Without action on antibiotics, medicine will return to the dark ages
There are some diseases where the bug can become resistant if the drugs are not taken for long enough. The most obvious example is tuberculosis, they say. But most of the bacteria that cause people to become ill are found on everybody's hands in the community, causing no harm, such as E coli and Staphylococcus aureus. People fall ill only when the bug gets into the bloodstream or the gut. The longer such bacteria are exposed to antibiotics, the more likely it is that resistance will develop.
The experts say there has been too little research into the ideal length of a course of antibiotics, which also varies from one individual to the next, depending in part on what antibiotics they have taken in the past.
In hospital, patients can be tested to work out when to stop the drugs. "Outside hospital, where repeated testing may not be feasible, patients might be best advised to stop treatment when they feel better," they say. That, they add, is in direct contravention of World Health Organisation advice.

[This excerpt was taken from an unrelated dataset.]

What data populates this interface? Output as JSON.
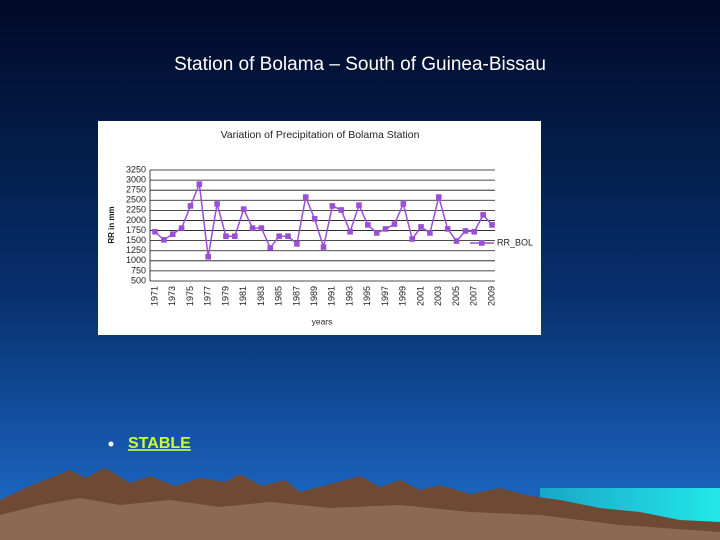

Other experts in infectious diseases backed the group. "I have always thought it to be illogical to say that stopping antibiotic treatment early promotes the emergence of drug-resistant organisms," said Peter Openshaw, president of the British Society for Immunology.
"This brief but authoritative review supports the idea that antibiotics may be used more sparingly, pointing out that the evidence for a long duration of therapy is, at best, tenuous. Far from being irresponsible, shortening the duration of a course of antibiotics might make antibiotic resistance less likely."
Alison Holmes, a professor of infectious diseases at Imperial College London, said a great British authority, Prof Harold Lambert, had made the same point in a Lancet article entitled "Don't keep taking the tablets" as early as 1999. "It remains astonishing that apart from some specific infections and conditions, we still do not know more about the optimum duration of courses or indeed doses in many conditions, yet this dogma has been pervasive and persistent."
Jodi Lindsay, a professor of microbial pathogenesis at St George's, University of London, said it was sensible advice. "The evidence for 'completing the course' is poor, and the length of the course of antibiotics has been estimated based on a fear of under-treating rather than any studies," she said. "The evidence for shorter courses of antibiotics being equal to longer courses, in terms of cure or outcome, is generally good, although more studies would help and there are a few exceptions when longer courses are better – for example, TB."